Until mid-December, I'll be studying Spanish and traveling around in Central America. My girlfriend Isolde and I quit our journalist jobs in Western Washington to have this little adventure. It should be quite the time; hopefully you'll enjoy the read.

11/04/2006

Few thoughts

As you, dear reader, already know, Isolde and I have arrived in Nicaragua. We got into Managua on Wednesday, Nov. 1, and have since settled into Granada. Rather than give you the play-by-play of our trip here -- which would go something like sat on bus, slept, sat on bus, hustled through scary streets, slept, got in cab, sat on smaller bus, arrived -- here are some thoughts and experiences from the past week.

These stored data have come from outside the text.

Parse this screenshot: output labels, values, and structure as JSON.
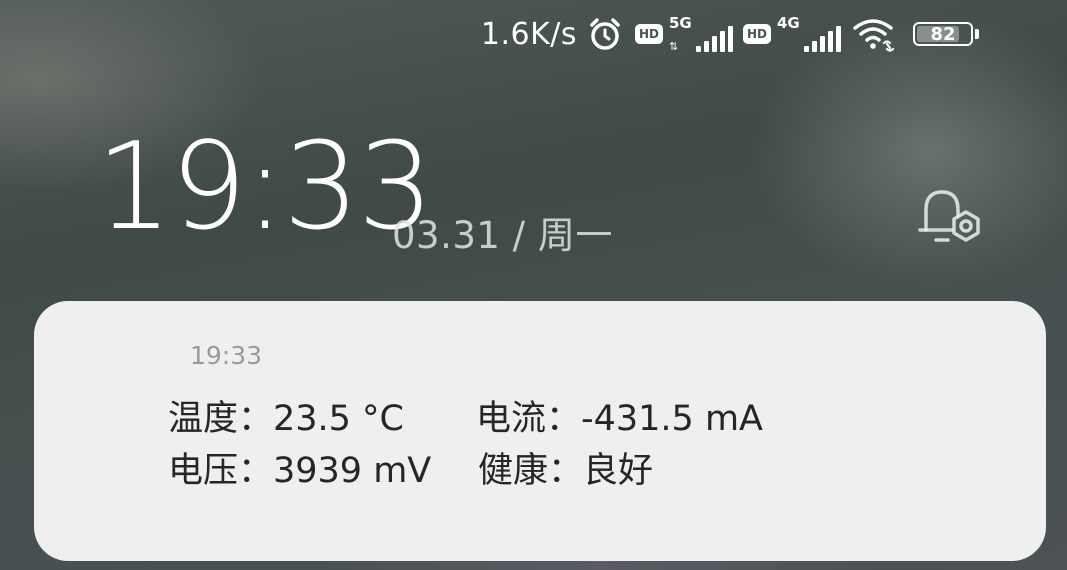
{
  "status_bar": {
    "net_speed": "1.6K/s",
    "icons": [
      "alarm-icon",
      "hd-badge-icon",
      "signal-5g-icon",
      "hd-badge-icon",
      "signal-4g-icon",
      "wifi-icon",
      "battery-icon"
    ],
    "hd_label": "HD",
    "sim1_type": "5G",
    "sim2_type": "4G",
    "sim1_arrows": "⇅",
    "battery_level": "82",
    "battery_fraction": 0.82
  },
  "lockscreen": {
    "time": "19:33",
    "date": "03.31 / 周一",
    "notification_settings_icon": "bell-gear-icon"
  },
  "notification": {
    "time": "19:33",
    "rows": [
      [
        "温度：23.5 °C",
        "电流：-431.5 mA"
      ],
      [
        "电压：3939 mV",
        "健康：良好"
      ]
    ]
  },
  "colors": {
    "card_background": "#efefef",
    "text_primary": "#262626",
    "text_secondary": "#9a9a9a",
    "foreground": "#ffffff"
  }
}
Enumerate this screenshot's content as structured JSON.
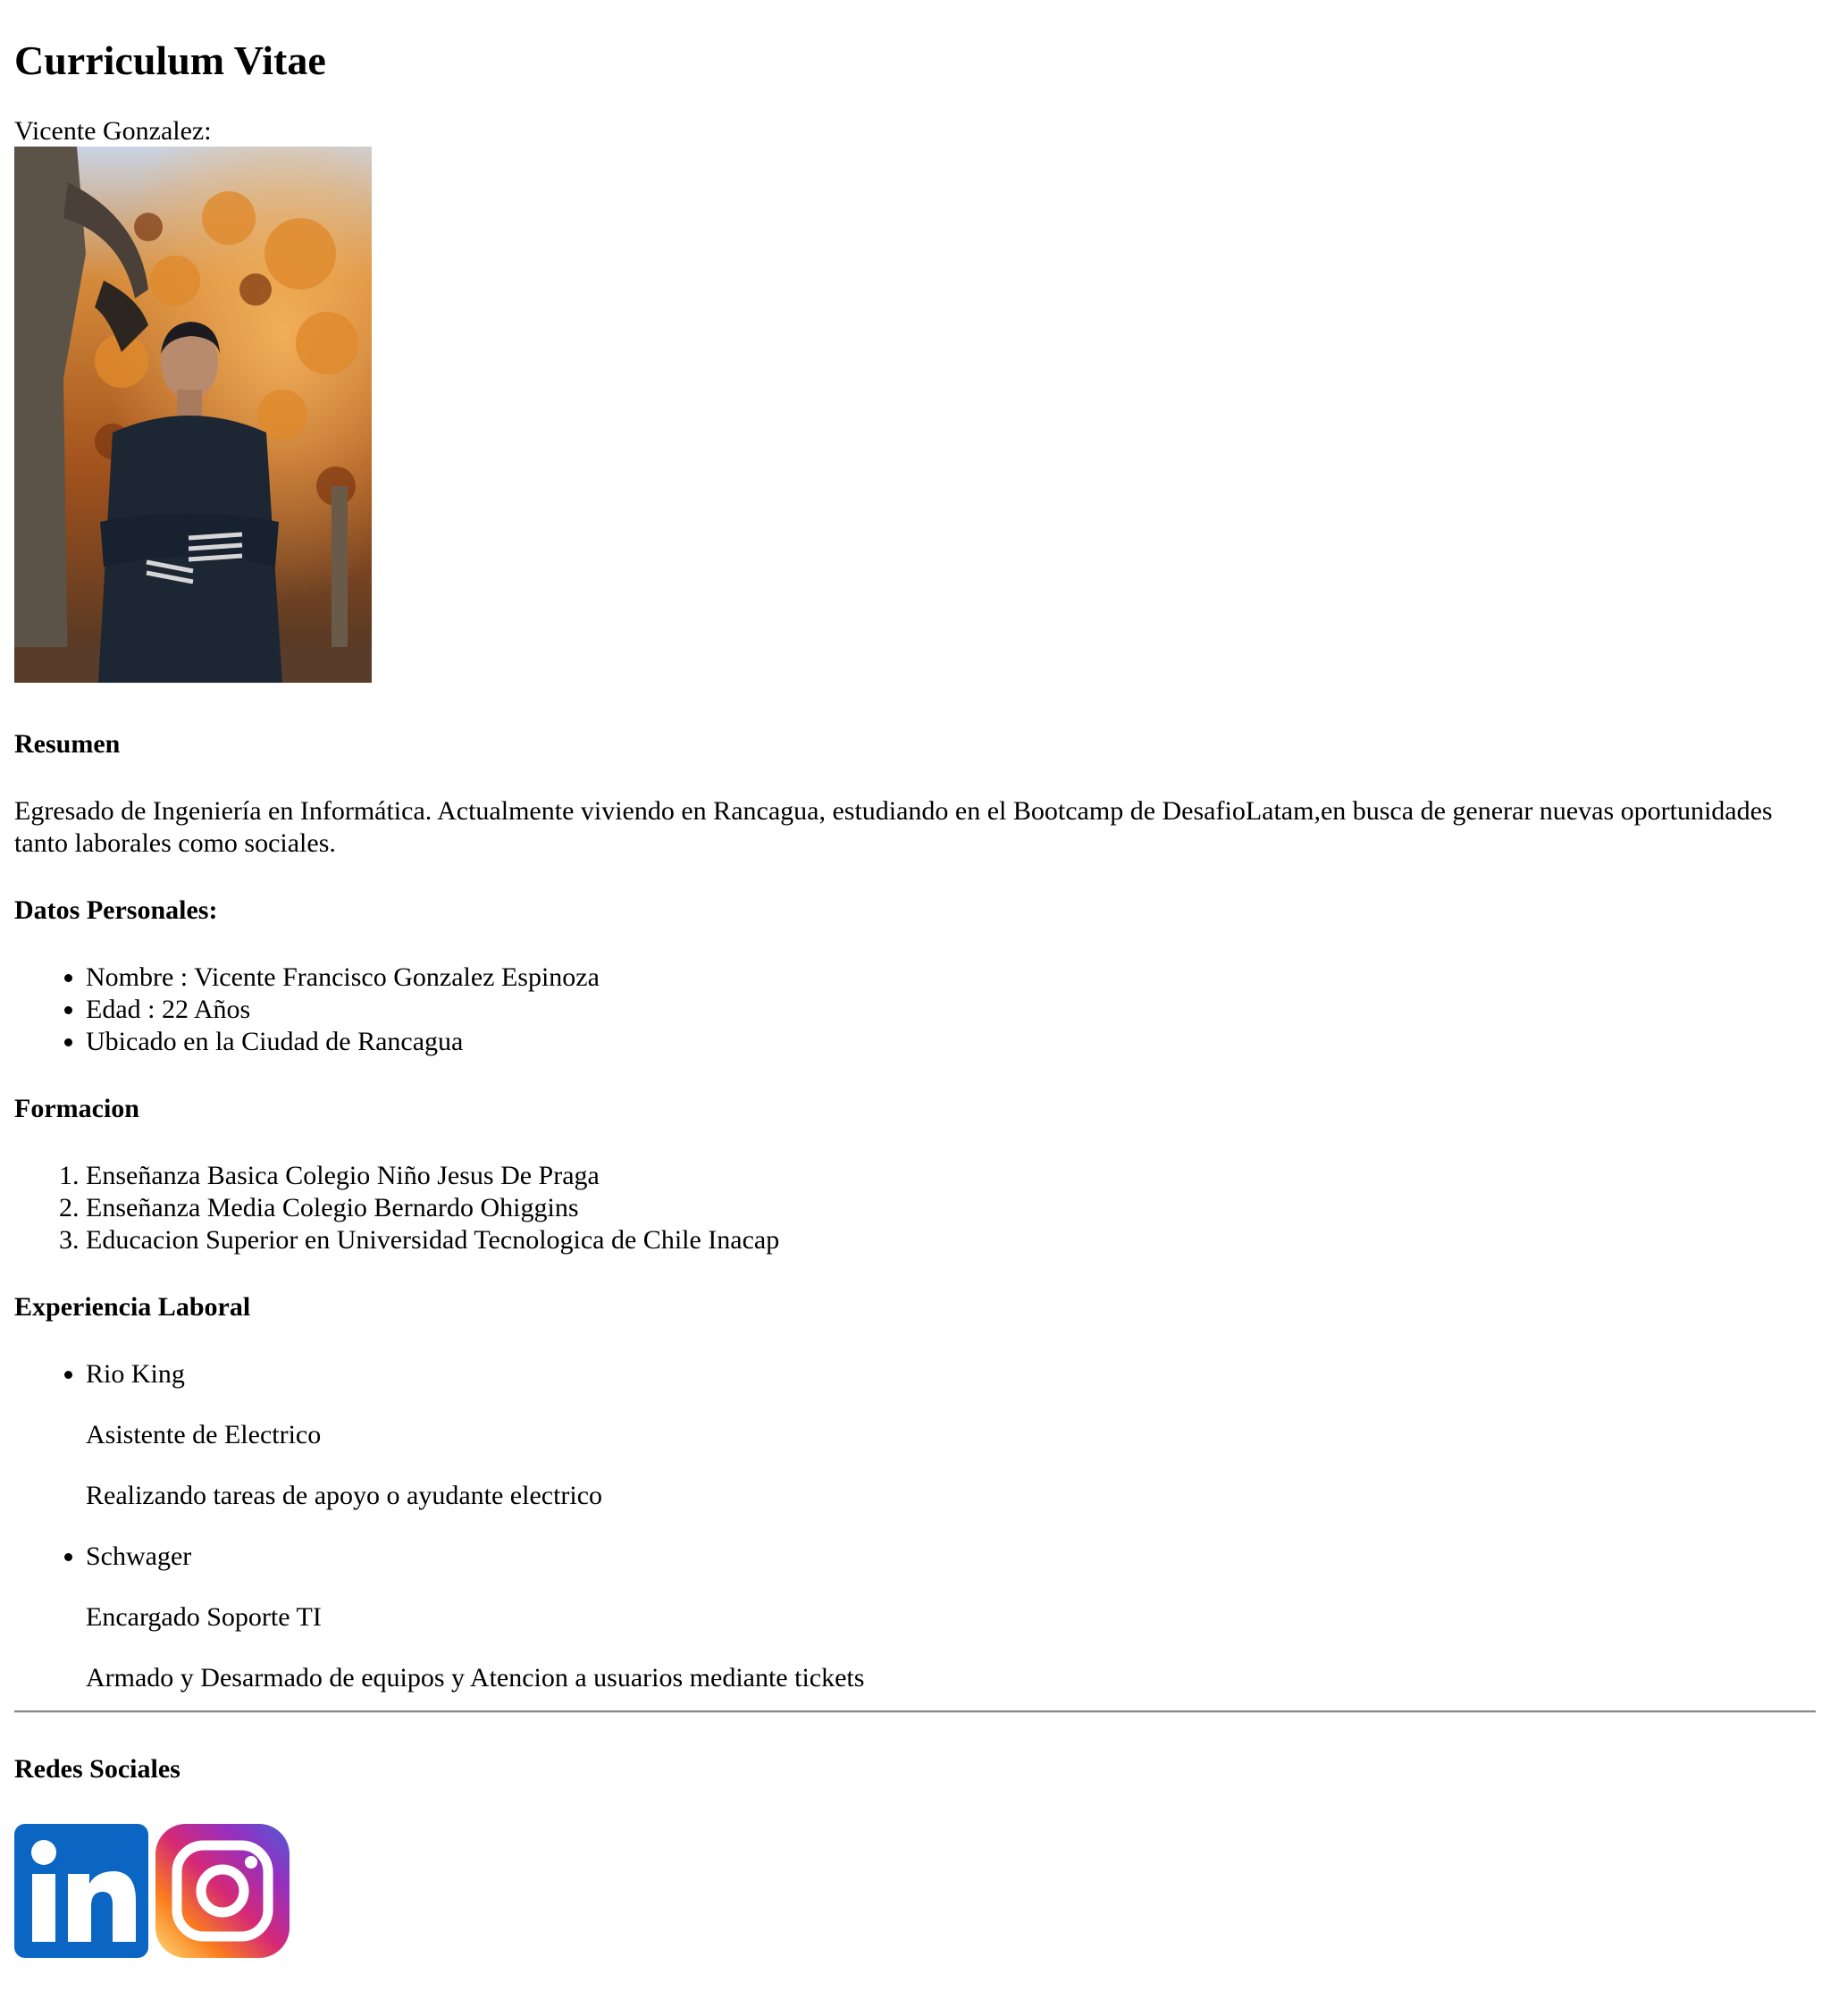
{
  "header": {
    "title": "Curriculum Vitae"
  },
  "profile": {
    "name_label": "Vicente Gonzalez:"
  },
  "resumen": {
    "heading": "Resumen",
    "text": "Egresado de Ingeniería en Informática. Actualmente viviendo en Rancagua, estudiando en el Bootcamp de DesafioLatam,en busca de generar nuevas oportunidades tanto laborales como sociales."
  },
  "datos": {
    "heading": "Datos Personales:",
    "items": [
      "Nombre : Vicente Francisco Gonzalez Espinoza",
      "Edad : 22 Años",
      "Ubicado en la Ciudad de Rancagua"
    ]
  },
  "formacion": {
    "heading": "Formacion",
    "items": [
      "Enseñanza Basica Colegio Niño Jesus De Praga",
      "Enseñanza Media Colegio Bernardo Ohiggins",
      "Educacion Superior en Universidad Tecnologica de Chile Inacap"
    ]
  },
  "experiencia": {
    "heading": "Experiencia Laboral",
    "jobs": [
      {
        "company": "Rio King",
        "role": "Asistente de Electrico",
        "description": "Realizando tareas de apoyo o ayudante electrico"
      },
      {
        "company": "Schwager",
        "role": "Encargado Soporte TI",
        "description": "Armado y Desarmado de equipos y Atencion a usuarios mediante tickets"
      }
    ]
  },
  "redes": {
    "heading": "Redes Sociales",
    "icons": [
      "linkedin-icon",
      "instagram-icon"
    ]
  },
  "colors": {
    "linkedin": "#0a66c2",
    "hr": "#8a8a8a"
  }
}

La Vida Zona Viva, or Guatemala City as white, urban America

Guatemala City's Zona 10 is a weird, little oasis. It's a shinny 20-block zone vaguely reminiscent of University Village. The whole area is hospital clean, and squatty, sprawling glass skyscrapers dominate the scene. The U.S. embassy is here. So is the Citigroup building, as is another Guatemalan bank that went under a few weeks back. Everything costs a lot, like U.S. a lot. The police smile at you. The hookers do not.

Bad bus movie

United 93 should not be shown on any form of public transportation. Not on planes or trains. Not on buses running between Central American capitals. People should be able to choose whether they see movies about terrorists and doomed flights. It should not be forced on them by cruel Tica Bus a.v. directors. It's scary. Additionally, it should not be followed by Waynes Brothers movies about criminal midgets. I'll write a letter later.

The U.S. dollar

Why El Salvador decided to adopt the dollar is beyond me. But it was a nice taste of home to spend a few Washingtons in a very un-American city.

Rebuilding

At one time, Managua had a beautiful colonial city center. Or so I'm told. An earthquake leveled it completely in 1972. Instead of rebuilding, the Somoza dictatorship elected to call it a park and leave it ruined. Now the Nicaraguan capital is sprawling mess surrounding nothing. I guess it's a lot like Houston that way.

Pink

In order to soften his image, Daniel Ortega, the Sandinista leader, has chosen pink as his official color. His supporters still rock the red and black, but most of his signs are printed in a nearly girlish pink. This puts Oliver North and our President in the awkward position of opposing a man whose propaganda resembles an advertising campaign for new feminine hygene products.

He can't get worse

Nicaraguan voters will be going to the polls tommorow to decide who their next president can be. Many of them seem ready to vote for Daniel Ortega. His opponents refer to him as Comandante Ortega, a reference to the days when he was curtailing civil liberties and enforcing his will be none-to-nice means during the Contra war of the 1980s. His supporters call him Daniel. Those Isolde and I have spoken with have offered little to justify their like of the man. Mostly, they say he can't do much worse.

Granada

It's a great town. Rotten with tourists, it looks like the colonial city most travelers in Central America would hope to see. The people are kind, the streets well lit. No one's drinking now -- three days of enforced sobriety surround the presidential election -- but the bars are nice enough. And it's warm, unlike Guatemala.

Journalating

Nicaragua is packed with journalists right now. I ran into the Rueters people yesterday. They were arguing with a cab driver about how much it would cost for him to drive them to rich Americans homes for a story about how much rich Americans worry that Ortega will win. We met the NY Times stringer in Managua. She was very nice, as was her boyfriend and his Sandanista flag. Fun times to be a writer.